Complexity Reduction by Using QR-Based Scheme in Computing Capacity for Optimal Transmission

Abstract

Multiple-input-multiple-output (MIMO) technique is often employed to increase capacity in comparing to systems with single antenna. However, the computational complexity in evaluating channel capacity or transmission rate (data rate) grows proportionally to the number of employed antennas at both ends of the wireless link. Recently, the QR decomposition (QRD) based detection schemes have emerged as a low-complexity solution. After conducting QRD on a full channel matrix that results in a triangular matrix, we claim that computational complexity can be simplified by the following ways. First, to simplify channel capacity calculation, we prove that eigenvalues of the full channel matrix multiplication equals eigenvalues of the triangular channel matrix multiplication.

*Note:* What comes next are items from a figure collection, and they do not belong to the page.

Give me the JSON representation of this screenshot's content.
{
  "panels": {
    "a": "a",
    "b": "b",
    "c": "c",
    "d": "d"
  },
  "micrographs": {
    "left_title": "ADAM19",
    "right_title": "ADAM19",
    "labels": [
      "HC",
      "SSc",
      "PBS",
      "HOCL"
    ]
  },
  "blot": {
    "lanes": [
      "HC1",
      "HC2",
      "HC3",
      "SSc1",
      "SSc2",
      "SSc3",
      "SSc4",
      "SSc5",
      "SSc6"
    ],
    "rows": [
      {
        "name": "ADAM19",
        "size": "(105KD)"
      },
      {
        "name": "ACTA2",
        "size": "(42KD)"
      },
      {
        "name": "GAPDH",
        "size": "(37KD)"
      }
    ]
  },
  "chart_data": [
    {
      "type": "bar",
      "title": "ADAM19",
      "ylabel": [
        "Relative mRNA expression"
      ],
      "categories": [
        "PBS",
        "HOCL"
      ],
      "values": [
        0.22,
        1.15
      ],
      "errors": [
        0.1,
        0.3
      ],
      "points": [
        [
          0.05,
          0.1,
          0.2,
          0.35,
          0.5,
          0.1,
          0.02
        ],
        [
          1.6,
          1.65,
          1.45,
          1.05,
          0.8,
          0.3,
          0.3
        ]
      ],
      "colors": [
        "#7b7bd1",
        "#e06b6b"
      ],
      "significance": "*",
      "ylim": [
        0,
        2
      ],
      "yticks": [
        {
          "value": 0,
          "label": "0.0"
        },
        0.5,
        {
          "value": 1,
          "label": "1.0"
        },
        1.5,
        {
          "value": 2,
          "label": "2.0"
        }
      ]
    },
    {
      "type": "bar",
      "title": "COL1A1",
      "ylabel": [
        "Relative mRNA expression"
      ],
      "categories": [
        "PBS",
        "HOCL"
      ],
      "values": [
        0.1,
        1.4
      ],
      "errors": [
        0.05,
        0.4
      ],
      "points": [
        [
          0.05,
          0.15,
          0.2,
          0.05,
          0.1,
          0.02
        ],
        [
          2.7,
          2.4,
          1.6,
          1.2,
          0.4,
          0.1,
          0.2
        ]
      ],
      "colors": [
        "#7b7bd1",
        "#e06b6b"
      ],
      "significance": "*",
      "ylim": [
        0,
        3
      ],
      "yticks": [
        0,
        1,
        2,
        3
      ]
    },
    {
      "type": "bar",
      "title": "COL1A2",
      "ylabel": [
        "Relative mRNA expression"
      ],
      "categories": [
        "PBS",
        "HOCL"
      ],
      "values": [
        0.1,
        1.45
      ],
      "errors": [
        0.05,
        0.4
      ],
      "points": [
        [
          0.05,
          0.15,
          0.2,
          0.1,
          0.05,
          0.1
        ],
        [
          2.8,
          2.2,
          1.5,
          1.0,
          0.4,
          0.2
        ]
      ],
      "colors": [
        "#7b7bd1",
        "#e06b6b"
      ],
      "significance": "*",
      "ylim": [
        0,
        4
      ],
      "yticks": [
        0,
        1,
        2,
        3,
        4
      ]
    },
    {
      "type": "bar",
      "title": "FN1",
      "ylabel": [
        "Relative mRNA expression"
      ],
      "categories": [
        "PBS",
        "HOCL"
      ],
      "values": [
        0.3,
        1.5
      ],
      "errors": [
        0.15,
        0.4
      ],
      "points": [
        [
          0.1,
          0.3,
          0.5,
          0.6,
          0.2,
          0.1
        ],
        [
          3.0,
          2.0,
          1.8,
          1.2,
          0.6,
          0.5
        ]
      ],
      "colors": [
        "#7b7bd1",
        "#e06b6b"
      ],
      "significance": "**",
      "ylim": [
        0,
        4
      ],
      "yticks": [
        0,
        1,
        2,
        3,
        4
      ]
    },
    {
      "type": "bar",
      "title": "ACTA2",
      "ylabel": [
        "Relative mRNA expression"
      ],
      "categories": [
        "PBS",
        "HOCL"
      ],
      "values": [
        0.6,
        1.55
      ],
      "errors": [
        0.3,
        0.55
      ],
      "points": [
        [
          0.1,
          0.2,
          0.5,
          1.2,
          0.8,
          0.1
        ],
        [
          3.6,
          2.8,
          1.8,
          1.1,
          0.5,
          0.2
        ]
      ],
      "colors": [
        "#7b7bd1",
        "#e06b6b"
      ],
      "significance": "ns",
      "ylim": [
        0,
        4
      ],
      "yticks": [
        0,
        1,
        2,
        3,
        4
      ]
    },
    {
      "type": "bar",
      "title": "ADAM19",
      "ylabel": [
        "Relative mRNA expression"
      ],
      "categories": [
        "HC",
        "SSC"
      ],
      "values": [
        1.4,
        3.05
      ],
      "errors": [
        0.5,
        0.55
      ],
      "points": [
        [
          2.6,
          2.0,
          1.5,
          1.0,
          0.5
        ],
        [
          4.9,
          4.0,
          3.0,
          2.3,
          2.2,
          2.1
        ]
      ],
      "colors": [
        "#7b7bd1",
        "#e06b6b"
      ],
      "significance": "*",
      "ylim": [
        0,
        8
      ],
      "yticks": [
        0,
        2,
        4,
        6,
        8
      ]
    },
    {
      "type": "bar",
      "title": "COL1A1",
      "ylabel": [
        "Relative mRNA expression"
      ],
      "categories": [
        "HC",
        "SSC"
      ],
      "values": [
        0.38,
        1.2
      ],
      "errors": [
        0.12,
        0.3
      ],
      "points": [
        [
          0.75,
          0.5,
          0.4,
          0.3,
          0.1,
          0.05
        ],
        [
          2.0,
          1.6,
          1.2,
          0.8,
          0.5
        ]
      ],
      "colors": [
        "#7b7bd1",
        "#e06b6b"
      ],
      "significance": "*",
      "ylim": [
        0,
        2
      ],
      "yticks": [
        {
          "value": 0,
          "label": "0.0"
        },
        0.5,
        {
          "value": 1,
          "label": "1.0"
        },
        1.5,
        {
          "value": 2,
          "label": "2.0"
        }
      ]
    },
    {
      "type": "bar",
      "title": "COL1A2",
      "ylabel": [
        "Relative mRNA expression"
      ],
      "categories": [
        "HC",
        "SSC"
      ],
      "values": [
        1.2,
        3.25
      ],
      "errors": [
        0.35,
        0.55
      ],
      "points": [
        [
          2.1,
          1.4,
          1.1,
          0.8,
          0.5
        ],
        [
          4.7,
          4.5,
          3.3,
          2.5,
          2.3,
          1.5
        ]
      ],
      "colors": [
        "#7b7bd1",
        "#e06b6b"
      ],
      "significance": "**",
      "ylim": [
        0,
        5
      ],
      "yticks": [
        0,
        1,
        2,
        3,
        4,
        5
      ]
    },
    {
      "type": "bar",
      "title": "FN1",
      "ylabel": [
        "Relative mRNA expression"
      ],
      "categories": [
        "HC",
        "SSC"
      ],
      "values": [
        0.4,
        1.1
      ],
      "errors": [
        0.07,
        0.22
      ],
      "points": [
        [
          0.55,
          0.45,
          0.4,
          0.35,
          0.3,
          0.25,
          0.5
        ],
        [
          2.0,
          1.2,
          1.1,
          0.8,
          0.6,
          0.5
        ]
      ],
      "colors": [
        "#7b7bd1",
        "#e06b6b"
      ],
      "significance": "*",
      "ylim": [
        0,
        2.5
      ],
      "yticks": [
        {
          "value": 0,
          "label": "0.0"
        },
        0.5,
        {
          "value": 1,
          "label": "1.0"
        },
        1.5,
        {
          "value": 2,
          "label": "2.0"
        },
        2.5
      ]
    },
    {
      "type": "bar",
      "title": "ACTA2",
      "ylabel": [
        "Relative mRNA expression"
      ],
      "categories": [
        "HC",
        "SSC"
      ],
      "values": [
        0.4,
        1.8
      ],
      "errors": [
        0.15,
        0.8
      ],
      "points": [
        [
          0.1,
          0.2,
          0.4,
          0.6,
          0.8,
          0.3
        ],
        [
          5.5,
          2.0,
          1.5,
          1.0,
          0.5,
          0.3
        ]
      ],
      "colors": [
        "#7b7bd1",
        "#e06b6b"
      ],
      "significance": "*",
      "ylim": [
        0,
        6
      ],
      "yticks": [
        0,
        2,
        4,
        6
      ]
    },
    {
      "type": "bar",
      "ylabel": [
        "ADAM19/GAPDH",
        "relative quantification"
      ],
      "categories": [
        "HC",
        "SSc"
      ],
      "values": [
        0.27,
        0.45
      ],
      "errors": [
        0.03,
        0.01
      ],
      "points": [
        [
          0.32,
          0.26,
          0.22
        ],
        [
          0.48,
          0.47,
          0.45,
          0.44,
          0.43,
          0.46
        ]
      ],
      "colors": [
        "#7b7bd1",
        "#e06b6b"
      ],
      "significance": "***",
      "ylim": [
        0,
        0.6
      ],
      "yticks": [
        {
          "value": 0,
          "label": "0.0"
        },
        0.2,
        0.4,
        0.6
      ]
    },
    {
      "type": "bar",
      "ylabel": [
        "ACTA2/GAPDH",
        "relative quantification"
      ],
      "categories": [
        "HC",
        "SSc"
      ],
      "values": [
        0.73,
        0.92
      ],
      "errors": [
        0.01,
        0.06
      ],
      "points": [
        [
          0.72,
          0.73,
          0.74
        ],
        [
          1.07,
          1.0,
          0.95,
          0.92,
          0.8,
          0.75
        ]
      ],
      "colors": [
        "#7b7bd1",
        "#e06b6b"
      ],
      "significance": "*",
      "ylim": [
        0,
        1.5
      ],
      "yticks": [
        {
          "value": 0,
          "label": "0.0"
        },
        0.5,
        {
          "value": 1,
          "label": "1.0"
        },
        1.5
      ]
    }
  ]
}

Second, to simplify the calculation of the optimal transmission rate constrained constellation, we propose a simplistic multiplication of the resulted simple triangular matrix and a transmitted signal vector. Then, we also propose a modified mutual information calculation (MMIC) to achieve a quite low-complexity via the divided calculation. By using computer simulation and field- programmable gate array (FPGA) implementation, simulation results show that the proposed QRD-based schemes are capable of achieving conventional performance, but at a low-complexity level.